CNN caters to a diverse global audience, providing coverage across various sectors including:

- Politics
- Business and Economy
- Health and Science
- Entertainment and Lifestyle
- Travel and Culture
- Sports
- Climate and Environment
- Ongoing World Events such as the Ukraine-Russia War and Israel-Hamas War

Our content includes news articles, live updates, videos, in-depth analyses, and special features, ensuring comprehensive understanding of current events.

---

## Careers at CNN

Join our team and be part of a forward-thinking organization at the forefront of news media. CNN offers exciting career opportunities for professionals passionate about journalism, technology, media, and communications.
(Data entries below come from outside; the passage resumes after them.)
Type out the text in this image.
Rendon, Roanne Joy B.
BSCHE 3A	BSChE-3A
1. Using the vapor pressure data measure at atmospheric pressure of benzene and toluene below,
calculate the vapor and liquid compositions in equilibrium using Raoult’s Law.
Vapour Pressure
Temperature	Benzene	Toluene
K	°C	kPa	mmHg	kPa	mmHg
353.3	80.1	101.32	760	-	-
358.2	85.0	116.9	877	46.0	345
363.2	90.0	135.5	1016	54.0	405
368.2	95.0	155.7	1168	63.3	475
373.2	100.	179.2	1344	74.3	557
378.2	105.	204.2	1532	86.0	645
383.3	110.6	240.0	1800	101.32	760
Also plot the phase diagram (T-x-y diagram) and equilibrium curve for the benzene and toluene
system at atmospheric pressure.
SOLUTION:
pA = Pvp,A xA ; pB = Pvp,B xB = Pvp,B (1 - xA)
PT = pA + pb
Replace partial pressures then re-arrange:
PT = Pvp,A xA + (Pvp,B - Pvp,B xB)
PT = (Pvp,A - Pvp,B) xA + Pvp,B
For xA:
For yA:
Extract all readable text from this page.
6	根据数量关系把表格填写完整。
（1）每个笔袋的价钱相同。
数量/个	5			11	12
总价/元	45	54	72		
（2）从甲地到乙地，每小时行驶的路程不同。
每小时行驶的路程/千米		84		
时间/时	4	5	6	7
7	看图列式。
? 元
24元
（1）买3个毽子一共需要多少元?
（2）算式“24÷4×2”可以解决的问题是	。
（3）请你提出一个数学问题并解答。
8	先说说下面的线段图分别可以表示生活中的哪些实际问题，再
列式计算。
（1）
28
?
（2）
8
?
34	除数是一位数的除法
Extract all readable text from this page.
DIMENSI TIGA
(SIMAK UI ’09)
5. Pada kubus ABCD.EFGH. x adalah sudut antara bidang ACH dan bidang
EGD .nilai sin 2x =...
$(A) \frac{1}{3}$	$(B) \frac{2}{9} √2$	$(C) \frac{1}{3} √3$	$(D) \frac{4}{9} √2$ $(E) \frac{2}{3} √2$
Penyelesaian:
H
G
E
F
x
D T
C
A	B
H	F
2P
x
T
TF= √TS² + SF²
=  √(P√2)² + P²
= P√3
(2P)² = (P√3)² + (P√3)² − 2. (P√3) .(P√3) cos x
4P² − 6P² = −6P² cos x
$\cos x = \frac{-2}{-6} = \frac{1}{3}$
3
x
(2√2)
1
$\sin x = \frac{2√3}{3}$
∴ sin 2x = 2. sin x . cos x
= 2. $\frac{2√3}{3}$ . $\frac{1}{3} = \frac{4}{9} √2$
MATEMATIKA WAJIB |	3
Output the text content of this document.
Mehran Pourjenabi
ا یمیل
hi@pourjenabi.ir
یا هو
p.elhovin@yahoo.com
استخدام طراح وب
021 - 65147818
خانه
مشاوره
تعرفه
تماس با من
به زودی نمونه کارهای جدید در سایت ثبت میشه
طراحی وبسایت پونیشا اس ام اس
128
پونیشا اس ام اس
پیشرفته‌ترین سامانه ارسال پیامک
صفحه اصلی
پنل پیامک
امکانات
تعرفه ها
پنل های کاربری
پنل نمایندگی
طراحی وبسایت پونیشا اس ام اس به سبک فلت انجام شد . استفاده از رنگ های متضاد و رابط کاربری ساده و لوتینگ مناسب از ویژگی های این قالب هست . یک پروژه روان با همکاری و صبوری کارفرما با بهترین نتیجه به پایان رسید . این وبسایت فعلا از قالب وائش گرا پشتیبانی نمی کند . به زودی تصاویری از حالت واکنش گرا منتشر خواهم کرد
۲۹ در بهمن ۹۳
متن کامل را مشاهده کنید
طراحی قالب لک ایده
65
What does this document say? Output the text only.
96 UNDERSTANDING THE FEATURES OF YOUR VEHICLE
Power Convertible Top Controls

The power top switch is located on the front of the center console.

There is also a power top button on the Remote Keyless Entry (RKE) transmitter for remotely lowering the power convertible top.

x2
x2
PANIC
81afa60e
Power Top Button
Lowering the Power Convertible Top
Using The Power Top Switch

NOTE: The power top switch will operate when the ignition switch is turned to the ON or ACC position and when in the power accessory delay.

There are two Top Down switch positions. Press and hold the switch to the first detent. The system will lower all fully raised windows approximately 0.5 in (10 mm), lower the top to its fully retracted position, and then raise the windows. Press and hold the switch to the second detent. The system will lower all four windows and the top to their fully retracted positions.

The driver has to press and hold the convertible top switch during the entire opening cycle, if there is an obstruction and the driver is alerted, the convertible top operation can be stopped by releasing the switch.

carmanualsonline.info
We value innovation, teamwork, and a commitment to truth — qualities that help us continue delivering impactful news worldwide.

**Working at CNN means:**

- Contributing to a global news legacy
- Collaborating with industry leaders
- Embracing a culture of learning and growth
- Engaging in meaningful work that informs and influences

---

## Why Choose CNN?

- Trusted global news organization
- Cutting-edge digital and multimedia presence
- Inclusive and progressive workplace environment
- Opportunities for growth and professional development

Join CNN and be part of a legacy that informs, inspires, and impacts the world.

---

### Contact and Learn More

Visit our website and follow us on social media to stay updated with the latest careers, news, and innovations at CNN.

---

**© CNN**  
Your trusted source for news and information.